I use a new instance of Cheerio for any single request, no parallel requests necessary in my usecases.
However, it counts requests on a global basis, no matter if I use a new instance of Cheerio for every request or if I use a shared instance.
Once the count of all requests is reaching the value of maxRequestPerCrawl
, it will deny all further requests. The only solution is to shutdown the full process and start it again.
Log:
INFO CheerioCrawler: Starting the crawl
INFO CheerioCrawler: Crawler reached the maxRequestsPerCrawl limit of 1 requests and will shut down soon. Requests that are in progress will be allowed to finish.

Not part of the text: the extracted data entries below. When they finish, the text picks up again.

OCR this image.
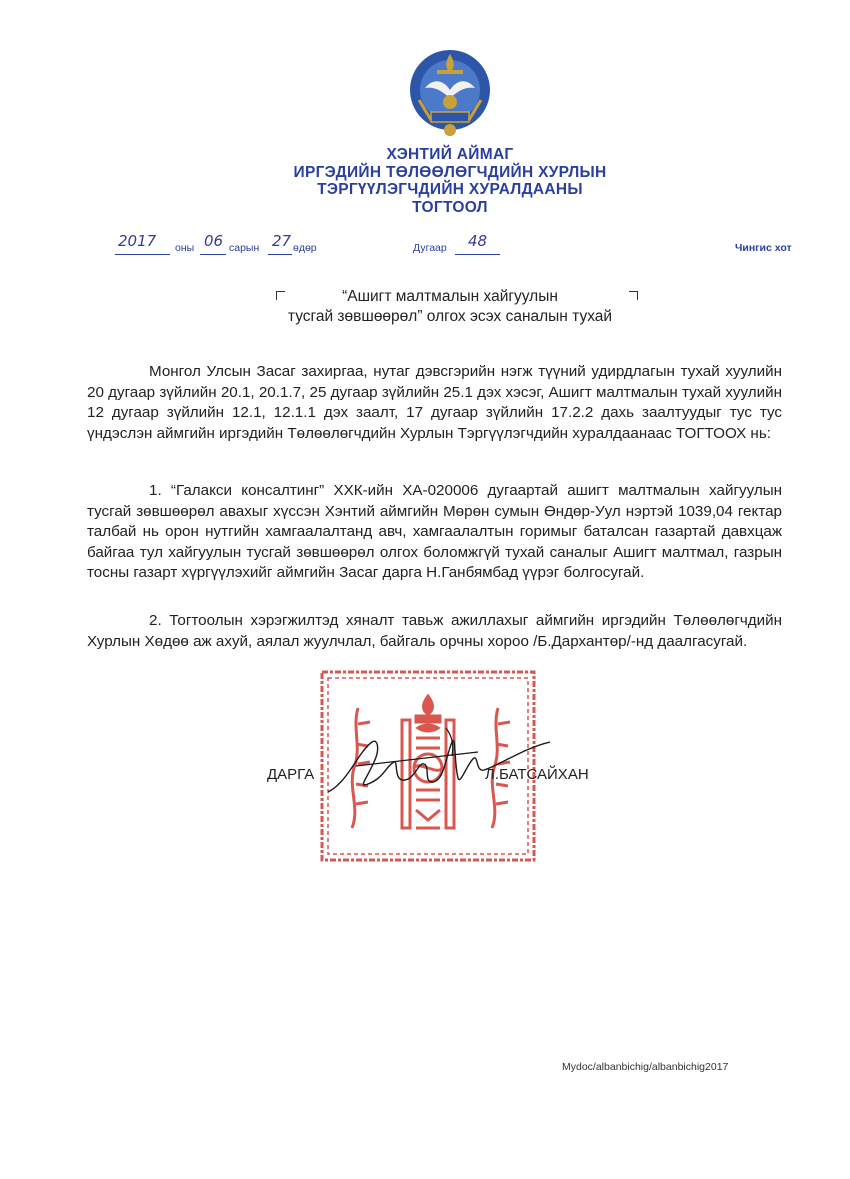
ХЭНТИЙ АЙМАГ
ИРГЭДИЙН ТӨЛӨӨЛӨГЧДИЙН ХУРЛЫН
ТЭРГҮҮЛЭГЧДИЙН ХУРАЛДААНЫ
ТОГТООЛ
2017 оны 06 сарын 27 өдөр	Дугаар 48	Чингис хот
“Ашигт малтмалын хайгуулын
тусгай зөвшөөрөл” олгох эсэх саналын тухай
Монгол Улсын Засаг захиргаа, нутаг дэвсгэрийн нэгж түүний удирдлагын тухай хуулийн 20 дугаар зүйлийн 20.1, 20.1.7, 25 дугаар зүйлийн 25.1 дэх хэсэг, Ашигт малтмалын тухай хуулийн 12 дугаар зүйлийн 12.1, 12.1.1 дэх заалт, 17 дугаар зүйлийн 17.2.2 дахь заалтуудыг тус тус үндэслэн аймгийн иргэдийн Төлөөлөгчдийн Хурлын Тэргүүлэгчдийн хуралдаанаас ТОГТООХ нь:
1. “Галакси консалтинг” ХХК-ийн ХА-020006 дугаартай ашигт малтмалын хайгуулын тусгай зөвшөөрөл авахыг хүссэн Хэнтий аймгийн Мөрөн сумын Өндөр-Уул нэртэй 1039,04 гектар талбай нь орон нутгийн хамгаалалтанд авч, хамгаалалтын горимыг баталсан газартай давхцаж байгаа тул хайгуулын тусгай зөвшөөрөл олгох боломжгүй тухай саналыг Ашигт малтмал, газрын тосны газарт хүргүүлэхийг аймгийн Засаг дарга Н.Ганбямбад үүрэг болгосугай.
2. Тогтоолын хэрэгжилтэд хяналт тавьж ажиллахыг аймгийн иргэдийн Төлөөлөгчдийн Хурлын Хөдөө аж ахуй, аялал жуулчлал, байгаль орчны хороо /Б.Дархантөр/-нд даалгасугай.
ДАРГА	Л.БАТСАЙХАН
Mydoc/albanbichig/albanbichig2017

INFO CheerioCrawler: Earlier, the crawler reached the maxRequestsPerCrawl limit of 1 requests and all requests that were in progress at that time have now finished. In total, the crawler processed 1 requests and will shut down.
INFO CheerioCrawler: Crawl finished. Final request statistics: {"requestsFinished":0,"requestsFailed":0,"retryHistogram":[],"requestAvgFailedDurationMillis":null,"requestAvgFinishedDurationMillis":null,"requestsFinishedPerMinute":0,"requestsFailedPerMinute":0,"requestTotalDurationMillis":0,"requestsTotal":0,"crawlerRuntimeMillis":190}
My Code:
const crawler = new CheerioCrawler({
minConcurrency: 1,
maxConcurrency: 1,
// proxyConfiguration: {},
// On error, retry each page at most once.
maxRequestRetries: 1,
// Increase the timeout for processing of each page.

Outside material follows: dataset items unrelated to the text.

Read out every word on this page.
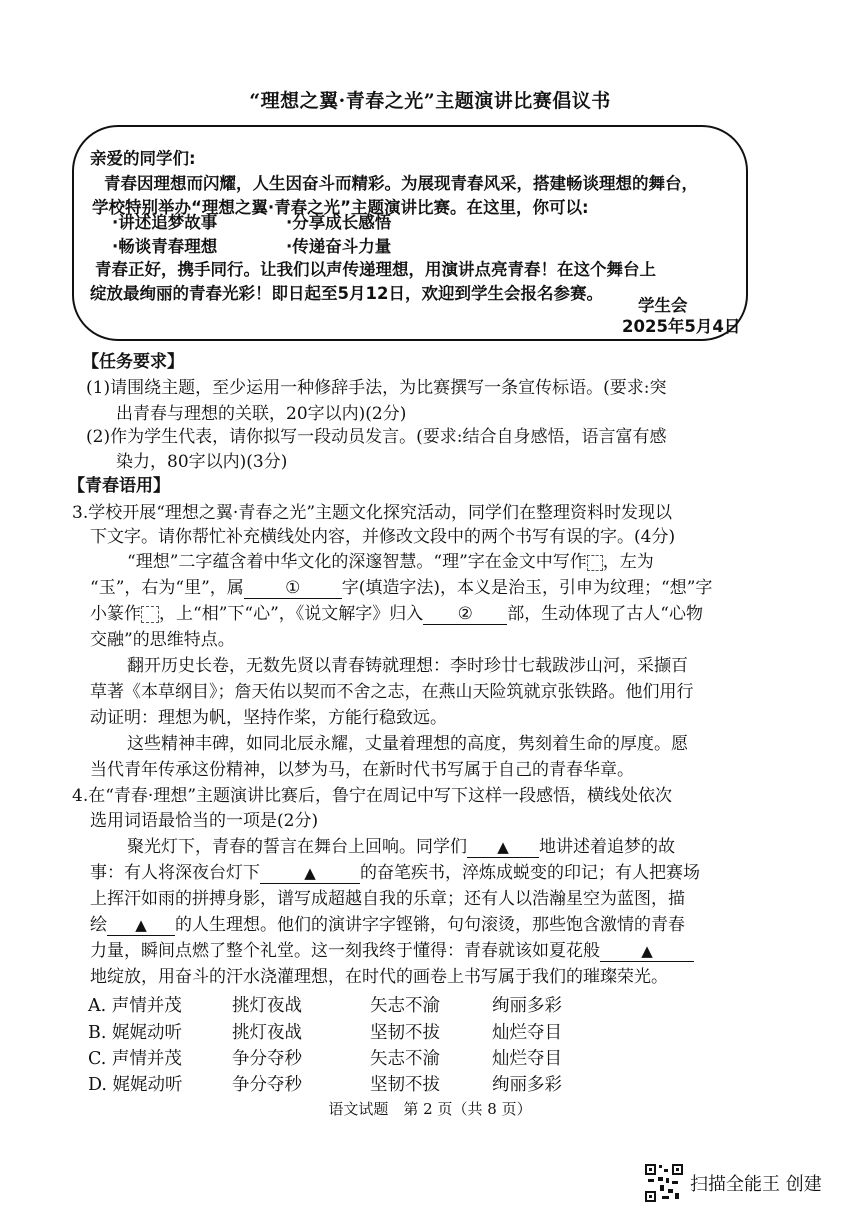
“理想之翼·青春之光”主题演讲比赛倡议书
亲爱的同学们:
青春因理想而闪耀，人生因奋斗而精彩。为展现青春风采，搭建畅谈理想的舞台，
学校特别举办“理想之翼·青春之光”主题演讲比赛。在这里，你可以:
·讲述追梦故事	·分享成长感悟
·畅谈青春理想	·传递奋斗力量
青春正好，携手同行。让我们以声传递理想，用演讲点亮青春！在这个舞台上
绽放最绚丽的青春光彩！即日起至5月12日，欢迎到学生会报名参赛。
学生会
2025年5月4日
【任务要求】
(1)请围绕主题，至少运用一种修辞手法，为比赛撰写一条宣传标语。(要求:突
出青春与理想的关联，20字以内)(2分)
(2)作为学生代表，请你拟写一段动员发言。(要求:结合自身感悟，语言富有感
染力，80字以内)(3分)
【青春语用】
3.学校开展“理想之翼·青春之光”主题文化探究活动，同学们在整理资料时发现以
下文字。请你帮忙补充横线处内容，并修改文段中的两个书写有误的字。(4分)
“理想”二字蕴含着中华文化的深邃智慧。“理”字在金文中写作 ，左为
“玉”，右为“里”，属 ① 字(填造字法)，本义是治玉，引申为纹理；“想”字
小篆作 ，上“相”下“心”，《说文解字》归入 ② 部，生动体现了古人“心物
交融”的思维特点。
翻开历史长卷，无数先贤以青春铸就理想：李时珍廿七载跋涉山河，采撷百
草著《本草纲目》；詹天佑以契而不舍之志，在燕山天险筑就京张铁路。他们用行
动证明：理想为帆，坚持作桨，方能行稳致远。
这些精神丰碑，如同北辰永耀，丈量着理想的高度，隽刻着生命的厚度。愿
当代青年传承这份精神，以梦为马，在新时代书写属于自己的青春华章。
4.在“青春·理想”主题演讲比赛后，鲁宁在周记中写下这样一段感悟，横线处依次
选用词语最恰当的一项是(2分)
聚光灯下，青春的誓言在舞台上回响。同学们 ▲ 地讲述着追梦的故
事：有人将深夜台灯下	▲	的奋笔疾书，淬炼成蜕变的印记；有人把赛场
上挥汗如雨的拼搏身影，谱写成超越自我的乐章；还有人以浩瀚星空为蓝图，描
绘 ▲ 的人生理想。他们的演讲字字铿锵，句句滚烫，那些饱含激情的青春
力量，瞬间点燃了整个礼堂。这一刻我终于懂得：青春就该如夏花般	▲
地绽放，用奋斗的汗水浇灌理想，在时代的画卷上书写属于我们的璀璨荣光。
A. 声情并茂	挑灯夜战	矢志不渝	绚丽多彩
B. 娓娓动听	挑灯夜战	坚韧不拔	灿烂夺目
C. 声情并茂	争分夺秒	矢志不渝	灿烂夺目
D. 娓娓动听	争分夺秒	坚韧不拔	绚丽多彩
语文试题　第 2 页（共 8 页）
扫描全能王 创建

requestHandlerTimeoutSecs: 30,
// Limit to 10 requests per one crawl
maxRequestsPerCrawl: 1,
async requestHandler({ request, $, proxyInfo }) {
// ...
}
)}
await crawler.run([url]);
await crawler.teardown();
You seem to be using a library on top of cheerio that is causing these issues. (Cheerio itself does not include a crawler.)